Portfolio Description

Die ganze Bandbreite der Ingenieurkunst

Mit dem Bau der neuen Axenstrasse auf der A4 soll ein Abschnitt des Schweizer Nationalstrassennetzes vor Naturgefahren geschützt werden. Diese Arbeiten in schwierigem Gelände sind eine grosse Herausforderung, bei der das ganze Know-how von BG gefragt ist. BG arbeitet seit 2011 zusammen mit der Ingenieurgemeinschaft Axen an den Planungsarbeiten für diese fast acht Kilometer lange Strasse entlang des Vierwaldstättersees in der Zentralschweiz.

Bauherrschaft / Auftraggeber / Kunde

Kantone Schwyz und Uri
Hauptaufsicht: ASTRA

Ausführung

Projektierung 2011 – 2016
Submission 2016 – 2017
Realisierung 2017 – 2024

Wertversprechen der BG-Gruppe

Kunstbauten, Naturgefahren, SABA, Ersatzbiotope

Zusammenarbeit

INGE Axen
Lombardi (Tunnel, Gesamtleitung bis 2020)
Locher Ingenieure (Tunnel, Gesamtleitung ab 2020)
B+S Ingenieure und Planer (Trassee, Strassenentwässerung)

Die alte Axenstrasse, die in den 1860er-Jahren eröffnet wurde, ist eines der kühnsten Strassenbauprojekte in den Schweizer Alpen. Denn dank dieser Strasse wurden der Kanton Uri und der Gotthardpass über die Strasse mit dem Schweizer Mittelland verbunden. Trotz einer Vielzahl von Tunnels und Galerien ist die mehrfach umgebaute Axenstrasse auch heute noch ein heikler Engpass im Nationalstrassennetz. Immer wieder musste sie wegen Steinschlag gesperrt werden.

Bereits 1973 beschloss der Bundesrat deshalb, eine zuverlässige Axenstrasse zu bauen. Derzeit werden zwei Tunnels (2,9 und 4,5 Kilometer lang), ein kurzer offener Verbindungsabschnitt sowie die Anschlüsse an das bestehende Strassennetz bei Brunnen und Gumpisch untersucht. Es handelt sich um eine schwierige Baustelle, die an einem steilen Hang platziert ist.

Die Hauptarbeit von BG bezieht sich auf den Bereich der Kunstbauten.
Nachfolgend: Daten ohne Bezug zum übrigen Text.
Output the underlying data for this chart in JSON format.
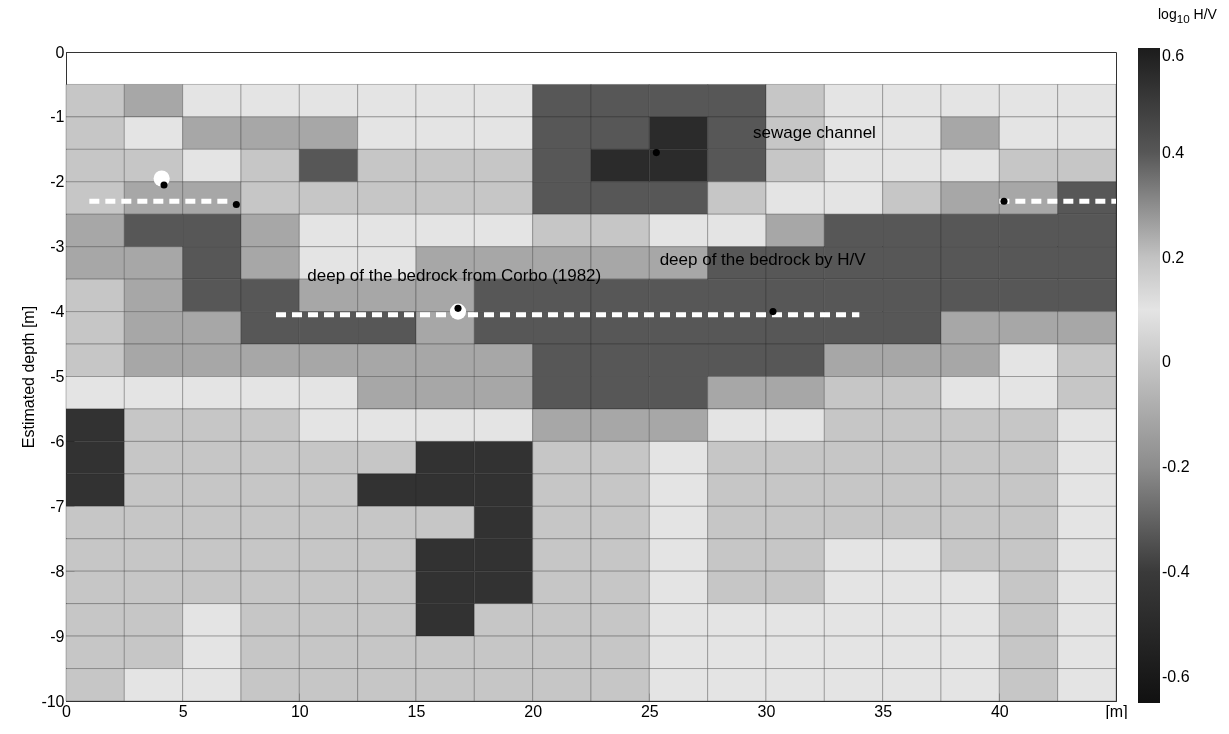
{
  "chart_data": {
    "type": "heatmap",
    "ylabel": "Estimated depth [m]",
    "clabel": "log$_{10}$ H/V",
    "x": [
      1.25,
      3.75,
      6.25,
      8.75,
      11.25,
      13.75,
      16.25,
      18.75,
      21.25,
      23.75,
      26.25,
      28.75,
      31.25,
      33.75,
      36.25,
      38.75,
      41.25,
      43.75
    ],
    "y": [
      -0.75,
      -1.25,
      -1.75,
      -2.25,
      -2.75,
      -3.25,
      -3.75,
      -4.25,
      -4.75,
      -5.25,
      -5.75,
      -6.25,
      -6.75,
      -7.25,
      -7.75,
      -8.25,
      -8.75,
      -9.25,
      -9.75
    ],
    "cells": [
      [
        0,
        0.25,
        0.1,
        0.1,
        0.1,
        0.1,
        0.1,
        0.1,
        0.4,
        0.4,
        0.4,
        0.4,
        0,
        0.1,
        0.1,
        0.1,
        0.1,
        0.1
      ],
      [
        0,
        0.1,
        0.25,
        0.25,
        0.25,
        0.1,
        0.1,
        0.1,
        0.4,
        0.4,
        0.55,
        0.4,
        0,
        0.1,
        0.1,
        0.25,
        0.1,
        0.1
      ],
      [
        0,
        0,
        0.1,
        0,
        0.4,
        0,
        0,
        0,
        0.4,
        0.55,
        0.55,
        0.4,
        0,
        0.1,
        0.1,
        0.1,
        0,
        0
      ],
      [
        0,
        0.25,
        0.25,
        0,
        0,
        0,
        0,
        0,
        0.4,
        0.4,
        0.4,
        0,
        0.1,
        0.1,
        0,
        0.25,
        0.25,
        0.4
      ],
      [
        0.25,
        0.4,
        0.4,
        0.25,
        0.1,
        0.1,
        0.1,
        0.1,
        0,
        0,
        0.1,
        0.1,
        0.25,
        0.4,
        0.4,
        0.4,
        0.4,
        0.4
      ],
      [
        0.25,
        0.25,
        0.4,
        0.25,
        0.1,
        0.1,
        0.25,
        0.25,
        0.25,
        0.25,
        0.25,
        0.4,
        0.4,
        0.4,
        0.4,
        0.4,
        0.4,
        0.4
      ],
      [
        0,
        0.25,
        0.4,
        0.4,
        0.25,
        0.25,
        0.25,
        0.4,
        0.4,
        0.4,
        0.4,
        0.4,
        0.4,
        0.4,
        0.4,
        0.4,
        0.4,
        0.4
      ],
      [
        0,
        0.25,
        0.25,
        0.4,
        0.4,
        0.4,
        0.25,
        0.4,
        0.4,
        0.4,
        0.4,
        0.4,
        0.4,
        0.4,
        0.4,
        0.25,
        0.25,
        0.25
      ],
      [
        0,
        0.25,
        0.25,
        0.25,
        0.25,
        0.25,
        0.25,
        0.25,
        0.4,
        0.4,
        0.4,
        0.4,
        0.4,
        0.25,
        0.25,
        0.25,
        0.1,
        0
      ],
      [
        0.1,
        0.1,
        0.1,
        0.1,
        0.1,
        0.25,
        0.25,
        0.25,
        0.4,
        0.4,
        0.4,
        0.25,
        0.25,
        0,
        0,
        0.1,
        0.1,
        0
      ],
      [
        -0.45,
        0,
        0,
        0,
        0.1,
        0.1,
        0.1,
        0.1,
        0.25,
        0.25,
        0.25,
        0.1,
        0.1,
        0,
        0,
        0,
        0,
        0.1
      ],
      [
        -0.45,
        0,
        0,
        0,
        0,
        0,
        -0.45,
        -0.45,
        0,
        0,
        0.1,
        0,
        0,
        0,
        0,
        0,
        0,
        0.1
      ],
      [
        -0.45,
        0,
        0,
        0,
        0,
        -0.45,
        -0.45,
        -0.45,
        0,
        0,
        0.1,
        0,
        0,
        0,
        0,
        0,
        0,
        0.1
      ],
      [
        0,
        0,
        0,
        0,
        0,
        0,
        0,
        -0.45,
        0,
        0,
        0.1,
        0,
        0,
        0,
        0,
        0,
        0,
        0.1
      ],
      [
        0,
        0,
        0,
        0,
        0,
        0,
        -0.45,
        -0.45,
        0,
        0,
        0.1,
        0,
        0,
        0.1,
        0.1,
        0,
        0,
        0.1
      ],
      [
        0,
        0,
        0,
        0,
        0,
        0,
        -0.45,
        -0.45,
        0,
        0,
        0.1,
        0,
        0,
        0.1,
        0.1,
        0.1,
        0,
        0.1
      ],
      [
        0,
        0,
        0.1,
        0,
        0,
        0,
        -0.45,
        0,
        0,
        0,
        0.1,
        0.1,
        0.1,
        0.1,
        0.1,
        0.1,
        0,
        0.1
      ],
      [
        0,
        0,
        0.1,
        0,
        0,
        0,
        0,
        0,
        0,
        0,
        0.1,
        0.1,
        0.1,
        0.1,
        0.1,
        0.1,
        0,
        0.1
      ],
      [
        0,
        0.1,
        0.1,
        0,
        0,
        0,
        0,
        0,
        0,
        0,
        0.1,
        0.1,
        0.1,
        0.1,
        0.1,
        0.1,
        0,
        0.1
      ]
    ],
    "clim": [
      -0.65,
      0.6
    ],
    "cticks": [
      -0.6,
      -0.4,
      -0.2,
      0,
      0.2,
      0.4,
      0.6
    ],
    "xlim": [
      0,
      45
    ],
    "xticks": [
      0,
      5,
      10,
      15,
      20,
      25,
      30,
      35,
      40,
      {
        "value": 45,
        "label": "[m]"
      }
    ],
    "ylim": [
      -10,
      0
    ],
    "yticks": [
      -10,
      -9,
      -8,
      -7,
      -6,
      -5,
      -4,
      -3,
      -2,
      -1,
      0
    ],
    "series": [
      {
        "type": "line",
        "color": "#ffffff",
        "line_style": "dashed",
        "x": [
          1,
          7
        ],
        "values": [
          -2.3,
          -2.3
        ]
      },
      {
        "type": "line",
        "color": "#ffffff",
        "line_style": "dashed",
        "x": [
          9,
          34
        ],
        "values": [
          -4.05,
          -4.05
        ]
      },
      {
        "type": "line",
        "color": "#ffffff",
        "line_style": "dashed",
        "x": [
          40,
          45
        ],
        "values": [
          -2.3,
          -2.3
        ]
      },
      {
        "type": "scatter",
        "color": "#ffffff",
        "marker": "circle",
        "x": [
          4.1,
          16.8
        ],
        "values": [
          -1.95,
          -4.0
        ]
      },
      {
        "type": "scatter",
        "color": "#000000",
        "marker": "circle",
        "x": [
          4.2,
          7.3,
          16.8,
          25.3,
          30.3,
          40.2
        ],
        "values": [
          -2.05,
          -2.35,
          -3.95,
          -1.55,
          -4.0,
          -2.3
        ]
      }
    ],
    "annotations": [
      "sewage channel",
      "deep of the bedrock by H/V",
      "deep of the bedrock from Corbo (1982)"
    ]
  }
}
In dieser Hinsicht stellt die Galerie in Gumpisch eine besondere Herausforderung dar. Um in dem steil abfallenden Gelände den nötigen Platz für die Baustelle zu schaffen, muss eine Hilfsbrücke gebaut werden, die eine Umleitung des Verkehrs ermöglicht. Da eine Totalsperre ausgeschlossen ist, erfordert das Projekt zum einen eine kontinuierliche Anpassung der Verkehrssteuerung an die Bauarbeiten.

Andererseits sind umfangreiche Schutzmaßnahmen unerlässlich, um diese Anlagen vor Steinschlag, Schlammlawinen und Lawinen zu schützen. Dazu gehören Schutznetze, die Rekalibrierung des Gumpischbachs, ein künstliches Betonbett über der Galerie und ein Becken zur Dämpfung von Geschiebe. Daneben ist BG für eine Vielzahl weiterer Bauwerke verantwortlich, darunter Unterführungen unter Strassen und Bauwerken, ein System zur Ableitung und Behandlung von Straßenwasser, spezielle Bauwerke für die Wasserableitung, Ersatzbiotope für die seltene Gelbbauchunke und dauerhaft verankerte Stützmauern. Letztere müssen im Interesse des Landschaftsbildes mit Natursteinen verkleidet werden, da das steile Ufer des Axen den Status eines nationalen Schutzgebietes geniesst.